The current distress in credit markets in the US and elsewhere has been reasonably kind to Mrs. Cutesome, although she is likely very soon to go from being a cute leveraged finance expert to a cute workouts and restructurings expert. Me? Not so much. The market's been busy, and there's an outside chance that we could get armageddon for all borrowers rather this flight to quality that everyone keeps going on about (What is quality? Whatever said banker happens to have on his books. Heh)
But what we're still missing, amidst the discussion of how home loans work, is some decent discussion of how corporate finance works. So we know that jumbling dodgy home loans together and selling them on to investors can lead to these investors holding dodgy securities. We know that this has made investors in other kinds of debt more nervous.
But we don't know how this will play out. More importantly, mainstream media knowledge of the workings of leveraged finance is pretty slim. Reporters can write a story pretty easily about how buyers can't get debt and they can suggest that debt will be more expensive. Those with advanced ninja private equity skills might suggest that covenant lite loans will become more covenant heavy.
At this point we start wading off into crazy-land. Sometimes covenant-lite means not monitoring debt-cashflow measures, the sort of oversight most frequently mentioned in discussions of covenants, but it also covers a host of other restrictions, including those on asset disposals and the ability of buyers to extract cash from their purchases.
The other measure is more simple - how much money is the buyer putting down? This is one area where discussions of mortgages and leveraged buy-outs proceed on similar tracks. If a buyer puts more equity into the deal, and since if a deal goes bad, this equity gets repaid after banks recover their money, deals with a higher proportion of equity tend to be less risky for banks. they tend to mean lower returns for borrowers, but then this is the same for a mortgage.
So now, we've established the difference between equity and debt, we'd hope that the difference between an equity bridge loan and a debt bridge loan is clear. It's not unfortunately, since writers tend to conflate the two. The huge majority of hung loans, or pier loans, on banks' balance sheets are meant to be repaid with longer-term debt.
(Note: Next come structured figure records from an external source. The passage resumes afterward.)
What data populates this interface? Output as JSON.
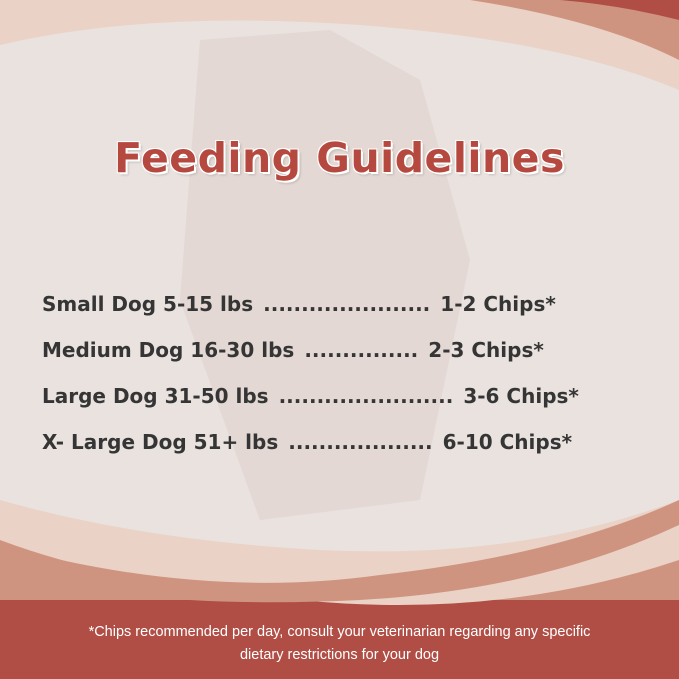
{
  "title": "Feeding Guidelines",
  "rows": [
    {
      "size": "Small Dog 5-15 lbs",
      "dots": "......................",
      "amount": "1-2 Chips*"
    },
    {
      "size": "Medium Dog 16-30 lbs",
      "dots": "...............",
      "amount": "2-3 Chips*"
    },
    {
      "size": "Large Dog 31-50 lbs",
      "dots": ".......................",
      "amount": "3-6 Chips*"
    },
    {
      "size": "X- Large Dog 51+ lbs",
      "dots": "...................",
      "amount": "6-10 Chips*"
    }
  ],
  "footnote": {
    "line1": "*Chips recommended per day, consult your veterinarian regarding any specific",
    "line2": "dietary restrictions for your dog"
  },
  "colors": {
    "brand_red": "#b04e46",
    "title_red": "#b5483f",
    "band_peach": "#cf9480",
    "band_light": "#ead2c6",
    "text_dark": "#353535"
  }
}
It's not as if private equity funds are short of capital, and while they may ask for their banks to tide them over with an equity bridge until the deal's close, they're usually good for the repayment - indeed some loans will come with a call on the cash in the fund.
I wouldn't call them risk-free, though, or particularly good business for the backs, since they're essentially unsecured "corporate" lending to the funds at low margins. Which was what Jamie Dimon, the CEO of JPMorgan, was talking about in the speech quoted in this Businessweek article:
The banks readily concede that bridge loans represent some of their biggest fiscal risks. Among those leading the jeers: Jamie Dimon, chief executive officer of JPMorgan Chase, one of the banks that delved deeply into such financing. "I think equity bridges are a terrible idea," Dimon said in a late July conference call with analysts. "I think they're bad. I think they're a bad financial policy. I don't think they're good for the banks. I don't think they're good for the private equity guys. So I hope they go the way of the dinosaur because they're basically a one-sided put on our balance sheet."
The article follows by explaining what equity bridges are, and uses the same perfectly reasonable analogy to borrowing for a down payment that I might. But I keep getting the feeling that the author is not aware that there are two types of bridges, and that since the banks won't tell him what types of exposure they have, he's still none the wiser. But debt and equity bridges have very different types of risk, and I could be wrong when I say that private equity funds are good for them.
But I'm absolutely certain that these bridge loans are not the ones clogging up banks' balance sheets. Its debt debt, bridges to a long-term financing that can no longer be assembled. It's a horrible drag on their earnings, but not toxic waste.